Paraguayan President Fernando Lugo says he will not resign over claims by three women that he fathered children with them while he was a Catholic priest.
Mr Lugo said in a televised address that he would see his mandate through to 2013 regardless of "rumours of instability and conspiracy".
He asked for forgiveness from anyone who was offended by the revelations.
Opposition politicians have seized on the controversy to undermine Mr Lugo, who ran on a campaign of honesty.
Released from vows
"It was not my intention to offend anyone," Mr Lugo said in his televised news conference, after cancelling what was regarded as an important trip to Washington due to start on Friday.
"I don't hesitate to ask for forgiveness in recognising that I failed the church, the country, the citizens, those who put their trust in me," he said.
Mr Lugo came to power last August, ousting the right-wing Colorado party that had governed Paraguay for six decades.
The Pope only released him from his vows of chastity last July, two years after Mr Lugo renounced the priesthood.
This month, three women have come forward claiming that the former Roman Catholic bishop is the father of their children.
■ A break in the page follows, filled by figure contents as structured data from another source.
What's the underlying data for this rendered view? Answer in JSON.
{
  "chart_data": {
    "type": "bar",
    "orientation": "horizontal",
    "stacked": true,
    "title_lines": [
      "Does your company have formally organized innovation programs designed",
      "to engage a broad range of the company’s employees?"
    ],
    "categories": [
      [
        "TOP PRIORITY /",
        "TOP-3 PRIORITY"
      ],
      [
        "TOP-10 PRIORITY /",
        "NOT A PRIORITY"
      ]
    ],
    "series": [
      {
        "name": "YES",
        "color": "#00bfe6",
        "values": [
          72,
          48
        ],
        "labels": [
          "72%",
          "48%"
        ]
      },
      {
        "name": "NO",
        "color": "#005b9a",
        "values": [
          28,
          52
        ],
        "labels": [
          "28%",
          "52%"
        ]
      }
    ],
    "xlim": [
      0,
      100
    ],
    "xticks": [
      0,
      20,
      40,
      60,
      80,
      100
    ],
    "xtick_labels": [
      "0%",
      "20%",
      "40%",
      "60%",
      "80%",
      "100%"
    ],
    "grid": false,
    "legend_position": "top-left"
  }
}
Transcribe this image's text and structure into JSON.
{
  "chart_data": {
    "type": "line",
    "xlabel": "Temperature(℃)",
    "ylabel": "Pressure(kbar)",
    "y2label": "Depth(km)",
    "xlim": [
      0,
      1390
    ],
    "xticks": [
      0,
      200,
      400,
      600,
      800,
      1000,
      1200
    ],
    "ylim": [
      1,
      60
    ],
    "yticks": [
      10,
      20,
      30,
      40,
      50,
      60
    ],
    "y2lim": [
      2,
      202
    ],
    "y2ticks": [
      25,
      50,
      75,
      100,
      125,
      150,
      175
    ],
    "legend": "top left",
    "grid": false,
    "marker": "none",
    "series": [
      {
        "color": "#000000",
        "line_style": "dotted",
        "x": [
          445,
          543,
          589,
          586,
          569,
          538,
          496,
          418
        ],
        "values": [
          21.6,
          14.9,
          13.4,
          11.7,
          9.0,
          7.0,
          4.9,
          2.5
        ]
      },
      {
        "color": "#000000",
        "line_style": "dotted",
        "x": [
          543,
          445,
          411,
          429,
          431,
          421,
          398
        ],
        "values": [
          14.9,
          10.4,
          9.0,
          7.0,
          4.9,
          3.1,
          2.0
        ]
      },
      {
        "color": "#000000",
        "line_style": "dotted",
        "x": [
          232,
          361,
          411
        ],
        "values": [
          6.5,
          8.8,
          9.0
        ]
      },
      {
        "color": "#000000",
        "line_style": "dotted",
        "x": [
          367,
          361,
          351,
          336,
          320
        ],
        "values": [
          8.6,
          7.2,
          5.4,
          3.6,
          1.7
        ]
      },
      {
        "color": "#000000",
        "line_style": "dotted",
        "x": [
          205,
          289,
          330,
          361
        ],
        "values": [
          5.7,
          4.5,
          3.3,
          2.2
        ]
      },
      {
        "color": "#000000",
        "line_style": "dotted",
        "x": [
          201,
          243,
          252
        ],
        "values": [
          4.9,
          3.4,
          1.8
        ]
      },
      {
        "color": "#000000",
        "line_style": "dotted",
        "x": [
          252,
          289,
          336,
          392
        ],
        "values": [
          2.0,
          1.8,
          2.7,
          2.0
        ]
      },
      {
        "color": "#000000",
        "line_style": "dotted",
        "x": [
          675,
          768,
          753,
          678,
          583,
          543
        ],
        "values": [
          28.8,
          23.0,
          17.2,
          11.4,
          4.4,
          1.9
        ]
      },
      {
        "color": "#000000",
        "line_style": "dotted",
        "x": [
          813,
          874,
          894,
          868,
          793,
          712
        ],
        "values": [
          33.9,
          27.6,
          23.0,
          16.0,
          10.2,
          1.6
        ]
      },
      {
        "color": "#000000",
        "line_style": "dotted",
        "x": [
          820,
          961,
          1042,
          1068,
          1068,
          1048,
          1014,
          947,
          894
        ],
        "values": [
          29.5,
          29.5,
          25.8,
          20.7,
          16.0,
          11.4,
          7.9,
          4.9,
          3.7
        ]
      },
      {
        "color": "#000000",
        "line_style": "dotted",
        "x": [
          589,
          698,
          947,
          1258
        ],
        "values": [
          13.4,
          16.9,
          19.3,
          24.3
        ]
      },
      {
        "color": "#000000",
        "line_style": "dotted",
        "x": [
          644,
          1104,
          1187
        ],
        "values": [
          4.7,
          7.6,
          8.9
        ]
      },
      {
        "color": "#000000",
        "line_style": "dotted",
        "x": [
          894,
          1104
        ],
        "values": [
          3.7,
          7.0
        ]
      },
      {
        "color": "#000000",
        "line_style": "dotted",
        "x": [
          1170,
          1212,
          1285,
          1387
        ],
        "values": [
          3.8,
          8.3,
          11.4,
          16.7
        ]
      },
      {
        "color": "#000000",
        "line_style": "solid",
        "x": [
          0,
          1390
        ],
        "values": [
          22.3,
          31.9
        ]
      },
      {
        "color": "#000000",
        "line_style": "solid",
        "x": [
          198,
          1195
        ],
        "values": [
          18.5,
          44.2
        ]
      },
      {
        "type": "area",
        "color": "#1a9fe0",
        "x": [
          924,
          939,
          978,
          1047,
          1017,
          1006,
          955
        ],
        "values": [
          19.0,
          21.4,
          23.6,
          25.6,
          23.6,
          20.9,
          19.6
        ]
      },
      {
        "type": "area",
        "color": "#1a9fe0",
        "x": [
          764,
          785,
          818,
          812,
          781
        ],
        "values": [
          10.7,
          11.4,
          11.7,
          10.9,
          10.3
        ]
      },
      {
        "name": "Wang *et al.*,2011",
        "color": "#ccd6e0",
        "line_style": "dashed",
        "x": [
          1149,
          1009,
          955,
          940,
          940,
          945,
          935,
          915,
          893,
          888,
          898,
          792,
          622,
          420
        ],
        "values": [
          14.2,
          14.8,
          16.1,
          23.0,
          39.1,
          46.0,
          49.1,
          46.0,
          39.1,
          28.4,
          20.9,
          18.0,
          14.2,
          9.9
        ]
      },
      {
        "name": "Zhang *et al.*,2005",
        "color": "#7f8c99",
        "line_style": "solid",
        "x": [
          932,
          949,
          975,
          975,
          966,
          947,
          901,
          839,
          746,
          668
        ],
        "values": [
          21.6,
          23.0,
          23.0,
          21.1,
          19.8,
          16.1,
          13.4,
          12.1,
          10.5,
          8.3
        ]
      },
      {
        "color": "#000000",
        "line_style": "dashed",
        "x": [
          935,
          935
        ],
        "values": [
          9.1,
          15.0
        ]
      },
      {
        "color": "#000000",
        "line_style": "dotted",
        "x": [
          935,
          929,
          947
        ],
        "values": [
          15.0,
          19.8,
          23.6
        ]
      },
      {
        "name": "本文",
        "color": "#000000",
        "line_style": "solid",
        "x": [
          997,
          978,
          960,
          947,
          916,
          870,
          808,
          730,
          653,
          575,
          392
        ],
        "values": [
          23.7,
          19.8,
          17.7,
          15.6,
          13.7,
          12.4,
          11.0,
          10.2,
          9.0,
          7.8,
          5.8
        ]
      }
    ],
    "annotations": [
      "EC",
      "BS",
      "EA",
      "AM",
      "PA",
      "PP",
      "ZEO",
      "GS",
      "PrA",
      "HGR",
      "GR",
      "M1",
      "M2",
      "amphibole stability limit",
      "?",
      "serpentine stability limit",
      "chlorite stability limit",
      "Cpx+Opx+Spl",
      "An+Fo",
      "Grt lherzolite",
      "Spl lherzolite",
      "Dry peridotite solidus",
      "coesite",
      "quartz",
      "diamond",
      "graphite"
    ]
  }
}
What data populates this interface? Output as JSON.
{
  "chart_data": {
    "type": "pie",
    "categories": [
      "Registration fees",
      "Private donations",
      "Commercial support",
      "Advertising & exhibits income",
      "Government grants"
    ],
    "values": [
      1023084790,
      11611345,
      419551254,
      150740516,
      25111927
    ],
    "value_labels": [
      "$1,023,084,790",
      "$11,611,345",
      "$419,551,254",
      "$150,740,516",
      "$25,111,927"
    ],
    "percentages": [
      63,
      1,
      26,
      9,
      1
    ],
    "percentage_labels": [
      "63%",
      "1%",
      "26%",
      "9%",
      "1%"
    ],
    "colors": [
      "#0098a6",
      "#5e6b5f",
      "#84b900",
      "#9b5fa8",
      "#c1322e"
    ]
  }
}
Mr Lugo, 57, acknowledges a two-year-old boy born to a former parishioner as his own, but has not commented on the paternity of the others, a 14-month-old boy and a 6-year-old boy.
Calling the cases "private" during the news conference, he told journalists he could not keep answering questions without neglecting his duties as president.
He said he would leave the matter in the hands of the justice system.
A Paraguayan bishop, Rogelio Livieres, had called for Mr Lugo to resign.
On Friday, a senator from a party currently aligned with Mr Lugo's also urged him to step down.
"Your current personal situation has made you lose all credibility," Alfredo Jaeggli said in a letter to the presidency and congress. "I beg you to resign."
Sitting alongside the president were a number of ministers who celebrated achievements from the government's first year in office, but critics claim the scandal continues to paralyse his administration, the BBC's Gary Duffy reports from Asuncion.